Right now the app uses the registry to store each object's state. This is nice because:
It is simple
It is very fast
Individual object's state can be read/written without needing to read some larger entity (like pulling out a snippet from a large XML file)
There is a decent editor (RegEdit) which allow easily manipulating individual items
Having said that, I'm wondering if there is a better way. SQLite seems like a possibility, but you don't have the same level of multiple-reader/multiple-writer that you get with the registry, and no simple way to edit existing entries.
Any better suggestions? A bunch of flat files?
If what you mean by 'multiple-reader/multiple-writer' is that you keep a lot of threads writing to the store concurrently, SQLite is threadsafe (you can have concurrent SELECTs and concurrent writes are handled transparently). See the [FAQ [1]] and grep for 'threadsafe'
[1]: http://www.sqlite.org/faq.html/ FAQ
If you do begin to experiment with SQLite, you should know that "out of the box" it might not seem as fast as you would like, but it can quickly be made to be much faster by applying some established optimization tips:
SQLite optimization
Depending on the size of the data and the amount of RAM available, one of the best performance gains will occur by setting sqlite to use an all-in-memory database rather than writing to disk.
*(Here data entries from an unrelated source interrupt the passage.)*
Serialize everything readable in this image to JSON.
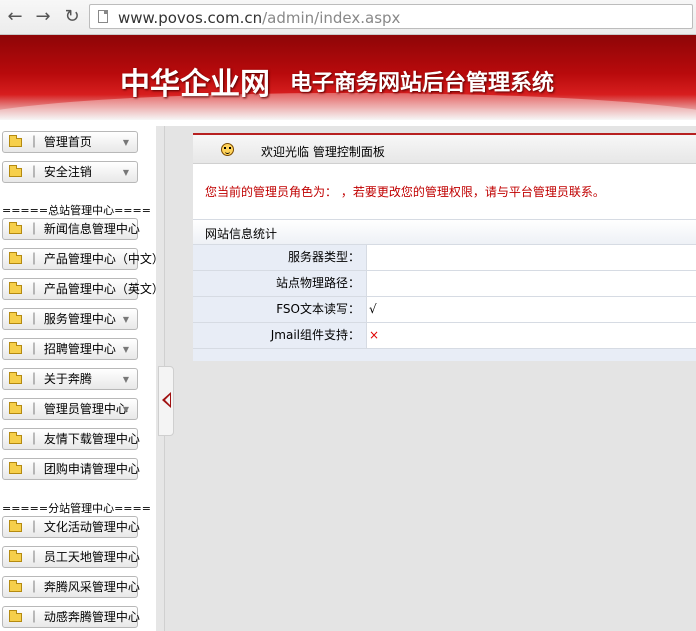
{
  "browser": {
    "back_icon": "arrow-left-icon",
    "forward_icon": "arrow-right-icon",
    "reload_icon": "reload-icon",
    "url_host": "www.povos.com.cn",
    "url_path": "/admin/index.aspx"
  },
  "banner": {
    "title": "中华企业网",
    "subtitle": "电子商务网站后台管理系统"
  },
  "sidebar": {
    "top_items": [
      "｜ 管理首页",
      "｜ 安全注销"
    ],
    "group1_title": "=====总站管理中心====",
    "group1_items": [
      "｜ 新闻信息管理中心",
      "｜ 产品管理中心（中文）",
      "｜ 产品管理中心（英文）",
      "｜ 服务管理中心",
      "｜ 招聘管理中心",
      "｜ 关于奔腾",
      "｜ 管理员管理中心",
      "｜ 友情下载管理中心",
      "｜ 团购申请管理中心"
    ],
    "group2_title": "=====分站管理中心====",
    "group2_items": [
      "｜ 文化活动管理中心",
      "｜ 员工天地管理中心",
      "｜ 奔腾风采管理中心",
      "｜ 动感奔腾管理中心"
    ]
  },
  "panel": {
    "header": "欢迎光临 管理控制面板",
    "notice": "您当前的管理员角色为： ，若要更改您的管理权限，请与平台管理员联系。",
    "section_title": "网站信息统计",
    "rows": [
      {
        "label": "服务器类型：",
        "value": ""
      },
      {
        "label": "站点物理路径：",
        "value": ""
      },
      {
        "label": "FSO文本读写：",
        "value": "√"
      },
      {
        "label": "Jmail组件支持：",
        "value": "×"
      }
    ]
  },
  "colors": {
    "banner_red": "#b80a0c",
    "notice_red": "#c00000",
    "label_bg": "#e8edf6"
  }
}
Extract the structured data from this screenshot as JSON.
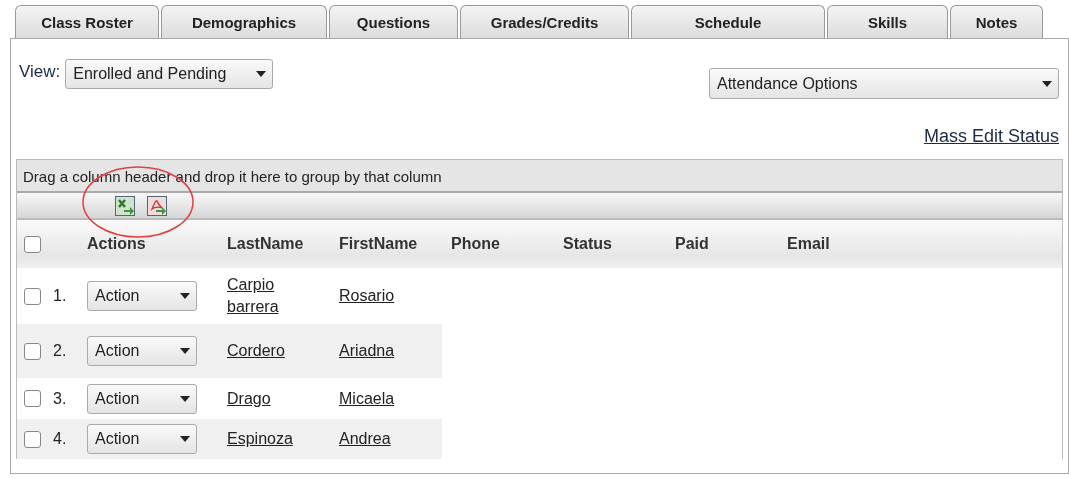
{
  "tabs": [
    "Class Roster",
    "Demographics",
    "Questions",
    "Grades/Credits",
    "Schedule",
    "Skills",
    "Notes"
  ],
  "view": {
    "label": "View:",
    "value": "Enrolled and Pending"
  },
  "attendance": {
    "value": "Attendance Options"
  },
  "mass_edit_link": "Mass Edit Status",
  "grid": {
    "group_hint": "Drag a column header and drop it here to group by that column",
    "columns": [
      "Actions",
      "LastName",
      "FirstName",
      "Phone",
      "Status",
      "Paid",
      "Email"
    ],
    "header_checked": false,
    "rows": [
      {
        "number": "1.",
        "checked": false,
        "action": "Action",
        "last_name": "Carpio barrera",
        "first_name": "Rosario"
      },
      {
        "number": "2.",
        "checked": false,
        "action": "Action",
        "last_name": "Cordero",
        "first_name": "Ariadna"
      },
      {
        "number": "3.",
        "checked": false,
        "action": "Action",
        "last_name": "Drago",
        "first_name": "Micaela"
      },
      {
        "number": "4.",
        "checked": false,
        "action": "Action",
        "last_name": "Espinoza",
        "first_name": "Andrea"
      }
    ]
  }
}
For in-memory databases, pass NULL as the filename argument to sqlite3_open and make sure that TEMP_STORE is defined appropriately
On the other hand, if you tell sqlite to use the harddisk, then you will get a similar benefit to your current usage of RegEdit to manipulate the program's data "on the fly."
The way you could simulate your current RegEdit technique with sqlite would be to use the sqlite command-line tool to connect to the on-disk database. You can run UPDATE statements on the sql data from the command-line while your main program is running (and/or while it is paused in break mode).
I doubt any sane person would go this route these days, however some of what you describe could be done with Window's Structured/Compound Storage. I only mention this since you're asking about Windows - and this is/was an official Windows way to do this.
This is how DOC files were put together (but not the new DOCX format). From MSDN it'll appear really complicated, but I've used it, it isn't the worst API in Win32.
it is not simple
it is fast, I would guess it's faster then the registry.
Individual object's state can be read/written without needing to read some larger entity.
There is no decent editor, however there are some real basic stuff (VC++ 6.0 had the "DocFile Viewer" under Tools. (yeah, that's what that thing did) I found a few more online.
You get a file instead of registry keys.
You gain some old-school Windows developer geek-cred.
Other random thoughts:
I think XML is the way to go (despite the random access issue). Heck, INI files may work. The registry gives you very fine grain security if you need it - people seem to forget this when the claim using files are better. An embedded DB seems like overkill if I'm understanding what you're doing.
Do you need to persist the objects on each change event or just in memory and store on shutdown? If so, just load them up and serialize them at the end, assuming your app runs for a long time (and you don't share that state with another program) then in memory is going to be a winner.
If you've got fixed size structures then you could consider just using a memory mapped file and allocate memory from that?
If the only thing you do is serialize/deserialize individual objects (no fancy queries), then use a btree database, for example Berkeley DB. It is very fast at storing and retrieving chunks of data by key (I assume your objects have some id that can be used as a key) and access by multiple processes is supported.